Manual or Automatic? Manual is a lot simpler and you might even be able to mostly disconnect the ECU.

You can expect to have some issues with the electronics in any modern car. It kind of depends on exactly what you want to work. You might check out the EVTV videos where they converted the Cadillac Escalade and the things they had to spoof into the factory ECU to trick it into working. These will be the same kinds of issues with tricking any modern car into thinking it has a running engine.

In a nutshell, you probably have to spoof the crank position sensor and the mass air flow sensor signals if you want to have the automatic transmission shift reasonably.
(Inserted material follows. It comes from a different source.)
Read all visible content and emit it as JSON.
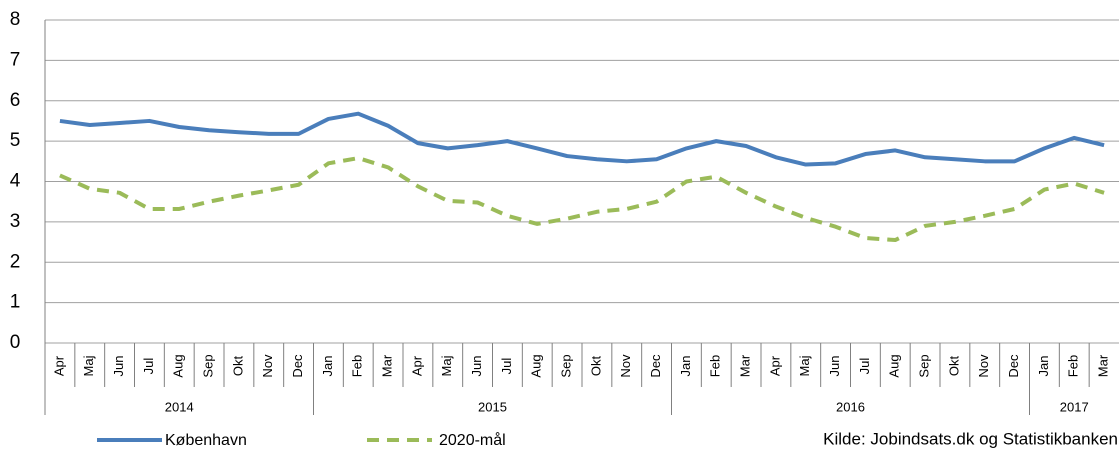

Best wishes and remember that the stuff you take out is a LOT more complicated than the stuff you are putting back in.


----------



## Shirker (Mar 19, 2012)

Hi Sandi,

This AEVA Forum thread has a good discussion of some of the advantages and challenges of converting an A-class or B-class.

Greg Royal's A-class conversion in NZ didn't quite get there - if I remember the state of his website before it went offline...

Lester Clifford's B-class looks fantastic, but I have not had success in contacting him to get more details. In Australia it's illegal to disable pre-existing electronic stability control as part of an EV conversion, so I'm keen to know how he managed this. Here is a YouTube video of him with his car.

I'm interested!

Cheers,
Matt.


----------



## pm_dawn (Sep 14, 2009)

Hi !

In Sweden a couple of guys joined forces and converted atleast 4 A-Class Mercedes.
They had space for 96 90ah winston or thunderskys.

Here is one thread on the Swedish EV forum. Google will translate for you. 
http://elbil.forum24.se/elbil-about2390.html

They fitted it with industrial threephase AC motors and also were able to put a 7kw diesel range extender in there in addition to the 27,6kwh battery pack......

Industrial VFD to drive the AC motor and also used as charger as I understood.

Regards
/Per


----------